Most of the work is in the preparation of the vegetables. The recipe itself is straightforward. I see myself memorizing it and making this soup on a regular basis. It's definitely a winner!
Korean Meat Dumpling Soup
1 tablespoon white sesame seeds
2 tablespoons oil
2 cloves garlic, finely chopped
3 3/4 oz. lean pork mince
6/1/2 oz. lean beef mince
1/3 cup water
6 1/2 oz. Chinese cabbage, finely shredded
3 1/3 oz bean sprouts, chopped, scraggly ends removed
3 1/3 oz mushrooms, finely chopped
3 spring onions, finely chopped
4 3/4 oz gow gee wrappers
2.5 liters beef stock
2 tablespoons soy sauce
1 1/4 inch piece fresh ginger, very finely sliced
4 spring onion, chopped
1. Toast the sesame seeds ina dry pan over medium heat for 3 to 4 minutes,
shaking the pan gently, s gently, until the seeds are golden brown, remove from the pan at once to prevent burning.
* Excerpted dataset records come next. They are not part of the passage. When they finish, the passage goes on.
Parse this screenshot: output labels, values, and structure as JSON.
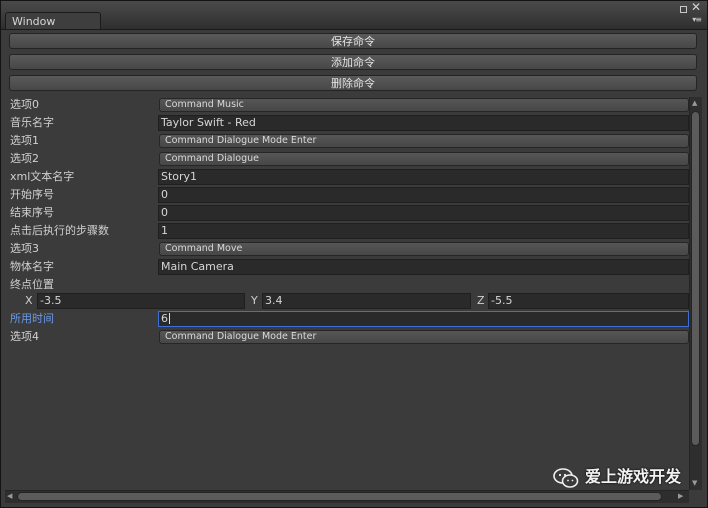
{
  "window": {
    "tab_title": "Window"
  },
  "buttons": {
    "save": "保存命令",
    "add": "添加命令",
    "delete": "删除命令"
  },
  "rows": {
    "option0": {
      "label": "选项0",
      "value": "Command Music"
    },
    "music_name": {
      "label": "音乐名字",
      "value": "Taylor Swift - Red"
    },
    "option1": {
      "label": "选项1",
      "value": "Command Dialogue Mode Enter"
    },
    "option2": {
      "label": "选项2",
      "value": "Command Dialogue"
    },
    "xml_name": {
      "label": "xml文本名字",
      "value": "Story1"
    },
    "start_index": {
      "label": "开始序号",
      "value": "0"
    },
    "end_index": {
      "label": "结束序号",
      "value": "0"
    },
    "steps_after_click": {
      "label": "点击后执行的步骤数",
      "value": "1"
    },
    "option3": {
      "label": "选项3",
      "value": "Command Move"
    },
    "object_name": {
      "label": "物体名字",
      "value": "Main Camera"
    },
    "end_position": {
      "label": "终点位置",
      "x_label": "X",
      "x": "-3.5",
      "y_label": "Y",
      "y": "3.4",
      "z_label": "Z",
      "z": "-5.5"
    },
    "time_used": {
      "label": "所用时间",
      "value": "6"
    },
    "option4": {
      "label": "选项4",
      "value": "Command Dialogue Mode Enter"
    }
  },
  "watermark": {
    "text": "爱上游戏开发",
    "icon": "wechat-icon"
  },
  "icons": {
    "maximize": "maximize-icon",
    "close": "close-icon",
    "menu": "menu-icon"
  },
  "colors": {
    "panel": "#3b3b3b",
    "field": "#2a2a2a",
    "focus_border": "#3e6fd6",
    "active_label": "#6b99e8"
  }
}
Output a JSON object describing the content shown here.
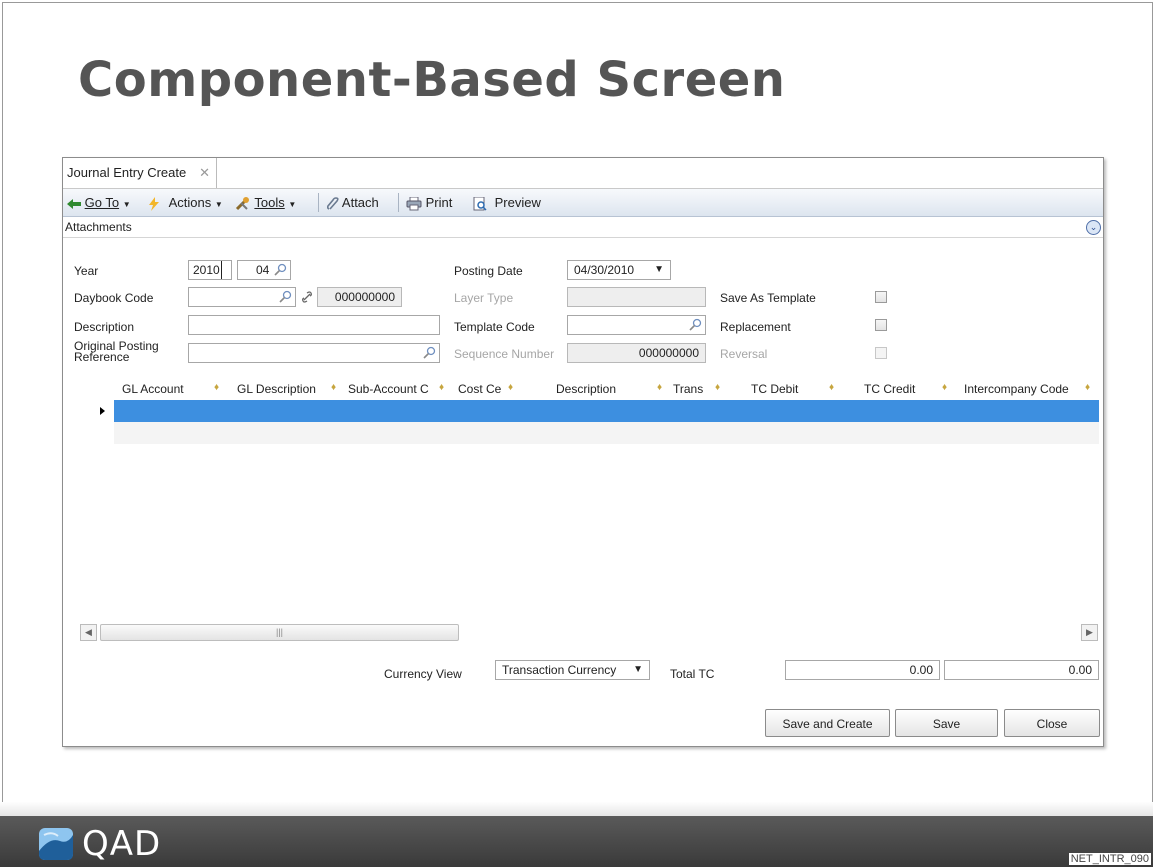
{
  "slide": {
    "title": "Component-Based Screen",
    "code": "NET_INTR_090",
    "logo_text": "QAD"
  },
  "app": {
    "tab_label": "Journal Entry Create",
    "tab_close": "✕",
    "toolbar": {
      "goto_label": "Go To",
      "actions_label": "Actions",
      "tools_label": "Tools",
      "attach_label": "Attach",
      "print_label": "Print",
      "preview_label": "Preview"
    },
    "attachments_label": "Attachments",
    "form": {
      "year_label": "Year",
      "year_value": "2010",
      "period_value": "04",
      "daybook_label": "Daybook Code",
      "daybook_number": "000000000",
      "description_label": "Description",
      "orig_posting_label_1": "Original Posting",
      "orig_posting_label_2": "Reference",
      "posting_date_label": "Posting Date",
      "posting_date_value": "04/30/2010",
      "layer_type_label": "Layer Type",
      "template_code_label": "Template Code",
      "sequence_label": "Sequence Number",
      "sequence_value": "000000000",
      "save_template_label": "Save As Template",
      "replacement_label": "Replacement",
      "reversal_label": "Reversal"
    },
    "grid": {
      "columns": [
        "GL Account",
        "GL Description",
        "Sub-Account C",
        "Cost Ce",
        "Description",
        "Trans",
        "TC Debit",
        "TC Credit",
        "Intercompany Code"
      ]
    },
    "bottom": {
      "currency_view_label": "Currency View",
      "currency_view_value": "Transaction Currency",
      "total_tc_label": "Total TC",
      "total_debit": "0.00",
      "total_credit": "0.00"
    },
    "buttons": {
      "save_and_create": "Save and Create",
      "save": "Save",
      "close": "Close"
    }
  },
  "colors": {
    "selected_row": "#3d8fe0",
    "title_text": "#555555"
  }
}
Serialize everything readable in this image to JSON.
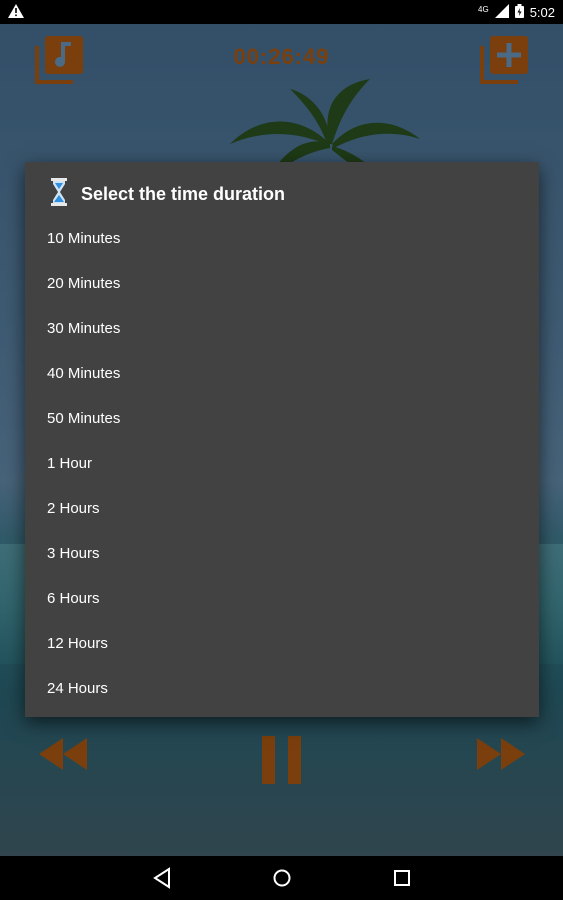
{
  "status_bar": {
    "network": "4G",
    "time": "5:02"
  },
  "player": {
    "timer": "00:26:49"
  },
  "dialog": {
    "title": "Select the time duration",
    "options": [
      "10 Minutes",
      "20 Minutes",
      "30 Minutes",
      "40 Minutes",
      "50 Minutes",
      "1 Hour",
      "2 Hours",
      "3 Hours",
      "6 Hours",
      "12 Hours",
      "24 Hours"
    ]
  },
  "colors": {
    "accent": "#7a3f0c",
    "dialog_bg": "#424242"
  }
}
Crush the seeds in a food mill or with a morta and pestle.
2. Heat the oil in a pan. Cook the garlic and mince over medium heat until the meat changes color, breaking up any lumps with a fork.
Add the water, cabbage, sprouts and mushrooms. (I used bamboo shoots instead of mushrooms.) Cook, stirring occasionally, for 5 to 6 minutes or until the water evaporates and the vegetables soften. Add the spring onion, crushed seeds and season with salt and pepper to taste; set aside.
3. Work with one gow gee wrapper at a time and keep teh extra wrappers covered with a damp tea towel. Place 1 teaspoon of filling on a wrapper, just off-center, and gently smooth out the filling a little. brush teh edges oft he wrapper with a little water and fold it over the filling to form a semicircle. Press the edges together to seal. Repeat with the extra wrappers and filling. (I could not find these wrappers, so I used won ton wrappers. If you find yourself in the same position, make sure you seal them tightly as they will become puffy if you don't.)
4. To make Soup: combine the stock, soy sauce, ginger and half the spring onion in a large pan; bring to the boil and simmer for 15 minutes. I added additional Chinese cabbage.
5. Drop the dumplings into the soup and cook gently for 5 minutes, or until they change color and look plump. Garnish with the remaining spring onion and serve immediately.